German Federal Fiscal Court (“BFH”), decision dated April 16, 2024 (VIII R 3/21)
Private investors in private asset management funds in particular benefit from the decision of the BFH, as carried interest should reduce their taxable income, since the expense deduction limitation rule pursuant to Section 20 (9) EStG does not apply. Further, the decision once again confirms the fundamental recognition of capital-disproportionate profit allocations, which should also positively affect the treatment of carried interest from trading funds.
Executive summary
- Carried interest is to be recognized as part of a capital-disproportionate profit allocation at the level of the fund partnership for tax purposes and therefore represents a profit share.
- Section 18 (1) No. 4 EStG, according to which carried interest from private asset management funds is reclassified as income from self-employment at the level of the carry partnership, and Section 39 (2) No. 2 AO do not change the tax treatment of the profit allocation at the level of the fund.
- In the case of private asset management funds, carried interest for private investors is therefore fully deductible for private investors.
- The partial income method or Section 8b KStG should generally be applicable to carried interest from trading funds.
That’s the point
The court had to decide whether the profit allocation according to the LPA of a private equity fund in the form of a limited partnership, which qualified as an asset-managing partnership for German tax purposes, is to be recognised.
The fund’s profits were initially allocated to all investors in proportion to their capital commitments until they had received their capital contributions back. Of the remaining profit, an amount of 30% was allocated to the carry partnership – taking into account a preferred return and a catch-up – and the remaining profit was allocated to the investors in proportion to their capital commitments.
The tax authorities refused to treat the carried interest as a profit share and argued that the carried interest represented a remuneration for services provided by the carry partnership, which was owed by the investors and would be paid directly to the carry partnership. As a result, the tax authorities treated the carried interest as partially non-deductible expense (Section 20 (9) EStG).
The decision
The BFH referred the case back to the Munich tax court for procedural reasons. However, the BFH stated that the tax court first has to confirm whether the agreements in the LPA constituted a profit allocation agreement or a service agreement. As carried interest is neither treated as an expense under commercial law nor is it independent of profit, the tax court should confirm its opinion that carried interest is no service fee. In this case, the capital-disproportionate profit allocation as it is agreed in the LPA should in principle also be recognized for tax purposes, as there is a natural conflict of interests between the partners of the fund and the carried interest is granted for the provision of immaterial contributions by the carry partnership. According to the BFH, such a profit allocation agreement also takes precedence over the fractional consideration pursuant to Section 39 para. 2 no. 2 AO.

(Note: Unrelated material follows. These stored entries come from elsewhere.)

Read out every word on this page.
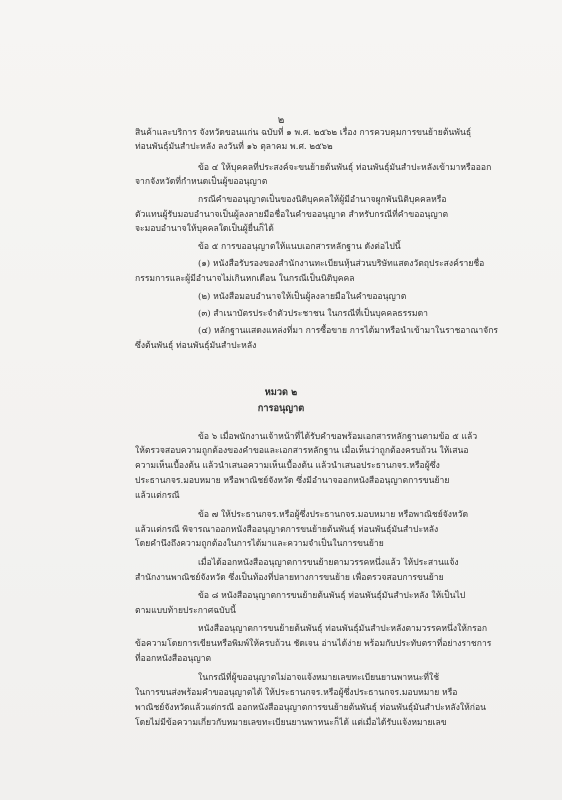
๒
สินค้าและบริการ จังหวัดขอนแก่น ฉบับที่ ๑ พ.ศ. ๒๕๖๒ เรื่อง การควบคุมการขนย้ายต้นพันธุ์
ท่อนพันธุ์มันสำปะหลัง ลงวันที่ ๑๖ ตุลาคม พ.ศ. ๒๕๖๒
ข้อ ๔ ให้บุคคลที่ประสงค์จะขนย้ายต้นพันธุ์ ท่อนพันธุ์มันสำปะหลังเข้ามาหรือออก
จากจังหวัดที่กำหนดเป็นผู้ขออนุญาต
กรณีคำขออนุญาตเป็นของนิติบุคคลให้ผู้มีอำนาจผูกพันนิติบุคคลหรือ
ตัวแทนผู้รับมอบอำนาจเป็นผู้ลงลายมือชื่อในคำขออนุญาต สำหรับกรณีที่คำขออนุญาต
จะมอบอำนาจให้บุคคลใดเป็นผู้ยื่นก็ได้
ข้อ ๕ การขออนุญาตให้แนบเอกสารหลักฐาน ดังต่อไปนี้
(๑) หนังสือรับรองของสำนักงานทะเบียนหุ้นส่วนบริษัทแสดงวัตถุประสงค์รายชื่อ
กรรมการและผู้มีอำนาจไม่เกินหกเดือน ในกรณีเป็นนิติบุคคล
(๒) หนังสือมอบอำนาจให้เป็นผู้ลงลายมือในคำขออนุญาต
(๓) สำเนาบัตรประจำตัวประชาชน ในกรณีที่เป็นบุคคลธรรมดา
(๔) หลักฐานแสดงแหล่งที่มา การซื้อขาย การได้มาหรือนำเข้ามาในราชอาณาจักร
ซึ่งต้นพันธุ์ ท่อนพันธุ์มันสำปะหลัง
หมวด ๒
การอนุญาต
ข้อ ๖ เมื่อพนักงานเจ้าหน้าที่ได้รับคำขอพร้อมเอกสารหลักฐานตามข้อ ๕ แล้ว
ให้ตรวจสอบความถูกต้องของคำขอและเอกสารหลักฐาน เมื่อเห็นว่าถูกต้องครบถ้วน ให้เสนอ
ความเห็นเบื้องต้น แล้วนำเสนอความเห็นเบื้องต้น แล้วนำเสนอประธานกจร.หรือผู้ซึ่ง
ประธานกจร.มอบหมาย หรือพาณิชย์จังหวัด ซึ่งมีอำนาจออกหนังสืออนุญาตการขนย้าย
แล้วแต่กรณี
ข้อ ๗ ให้ประธานกจร.หรือผู้ซึ่งประธานกจร.มอบหมาย หรือพาณิชย์จังหวัด
แล้วแต่กรณี พิจารณาออกหนังสืออนุญาตการขนย้ายต้นพันธุ์ ท่อนพันธุ์มันสำปะหลัง
โดยคำนึงถึงความถูกต้องในการได้มาและความจำเป็นในการขนย้าย
เมื่อได้ออกหนังสืออนุญาตการขนย้ายตามวรรคหนึ่งแล้ว ให้ประสานแจ้ง
สำนักงานพาณิชย์จังหวัด ซึ่งเป็นท้องที่ปลายทางการขนย้าย เพื่อตรวจสอบการขนย้าย
ข้อ ๘ หนังสืออนุญาตการขนย้ายต้นพันธุ์ ท่อนพันธุ์มันสำปะหลัง ให้เป็นไป
ตามแบบท้ายประกาศฉบับนี้
หนังสืออนุญาตการขนย้ายต้นพันธุ์ ท่อนพันธุ์มันสำปะหลังตามวรรคหนึ่งให้กรอก
ข้อความโดยการเขียนหรือพิมพ์ให้ครบถ้วน ชัดเจน อ่านได้ง่าย พร้อมกับประทับตราที่อย่างราชการ
ที่ออกหนังสืออนุญาต
ในกรณีที่ผู้ขออนุญาตไม่อาจแจ้งหมายเลขทะเบียนยานพาหนะที่ใช้
ในการขนส่งพร้อมคำขออนุญาตได้ ให้ประธานกจร.หรือผู้ซึ่งประธานกจร.มอบหมาย หรือ
พาณิชย์จังหวัดแล้วแต่กรณี ออกหนังสืออนุญาตการขนย้ายต้นพันธุ์ ท่อนพันธุ์มันสำปะหลังให้ก่อน
โดยไม่มีข้อความเกี่ยวกับหมายเลขทะเบียนยานพาหนะก็ได้ แต่เมื่อได้รับแจ้งหมายเลข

Section 18 (1) no. 4 EStG does not change the tax recognition of the profit allocation either, as it is already clear from the wording of the law that the carried interest is a share of the profit that the carry partnership receives for the provision of the immaterial contributions.
The provision merely stipulates that the profit share is to be recognized at the level of the carry beneficiary as income from self employment if the fund is an asset management fund. Finally, the purpose of the provision does not permit any other conclusion, as Section 18 (1) no. 4 EStG was introduced to enable the proper taxation of carried interest.
Conclusion
Even though the case (VIII R 3/21) was referred back to the Munich tax court, the ruling contains encouragingly clear statements on the tax treatment of carried interest. In the case of private asset management funds, the recognition of the profit allocation under the LPA means that private investors can reduce their income from capital assets by the carried interest.
In addition, the confirmation of the profit character of carried interest and the continuation of the principles of case law from the decision dated December 11, 2018 (VIII R 11/16) means that carried interest from trading funds should generally be subject to the partial income procedure or Section 8b KStG.
Both cases, which were referred back for procedural reasons, must be decided by the competent local tax courts and it remains to be seen how the tax authorities will react to the decisions, in particular whether the two BFH rulings will be published in the Federal Tax Gazette II and hence, whether they will be accepted by German tax authorities.